The CBO attributes “most” of this initial coverage plunge to “repealing the penalties associated with the individual mandate.” If people aren’t subject to government coercion to buy insurance or else pay a fine, some “would choose not to have insurance because they chose to be covered by insurance under current law only to avoid paying the penalties, and some people would forgo insurance in response to higher premiums.”

What this finding says about the value Americans attach to ObamaCare-compliant health insurance is damning. If CBO is right, some 14 million people would rather spend their money on something else, despite the subsidies.

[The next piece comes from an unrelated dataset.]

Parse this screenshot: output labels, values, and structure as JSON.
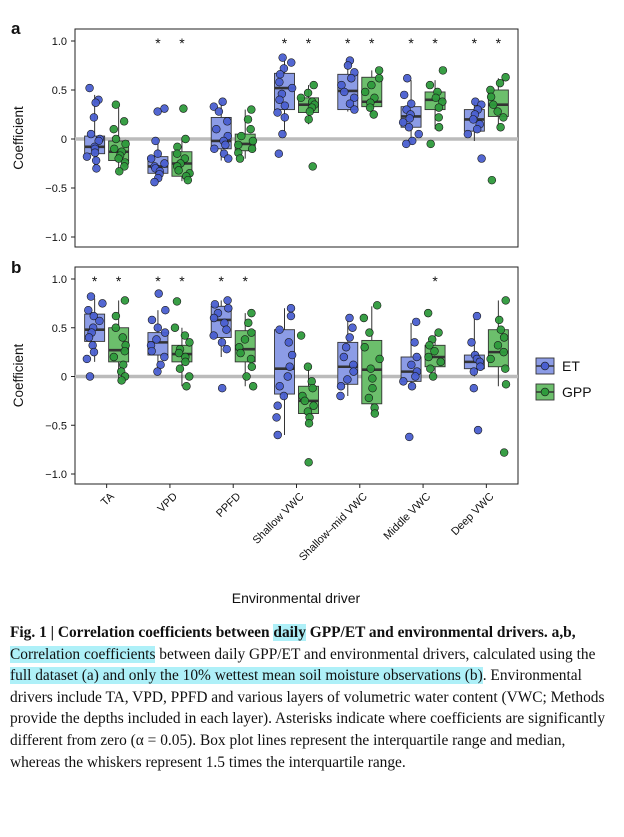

In keeping with the general worldview of central planners, if you cease to get something through them, you’ve “lost” it.  This attitude permeates government, from charitable grants that local governments give to their preferred charities up to massive federal entitlements.  In this case, the government isn’t even just taking credit for something it’s using other people’s money to provide, but behaving as if forcing people to do something gives them that something.

As perverse as that is, it may be the perfect representation of progressive government.  It’s like an abusive spouse who rationalizes his or her pathology into the belief that commanding and berating his or her significant other is for the other person’s good.

As for the CBO, the Journal also reminds us that it’s a policy group working off a model, not a mystic order of prophets telling the future.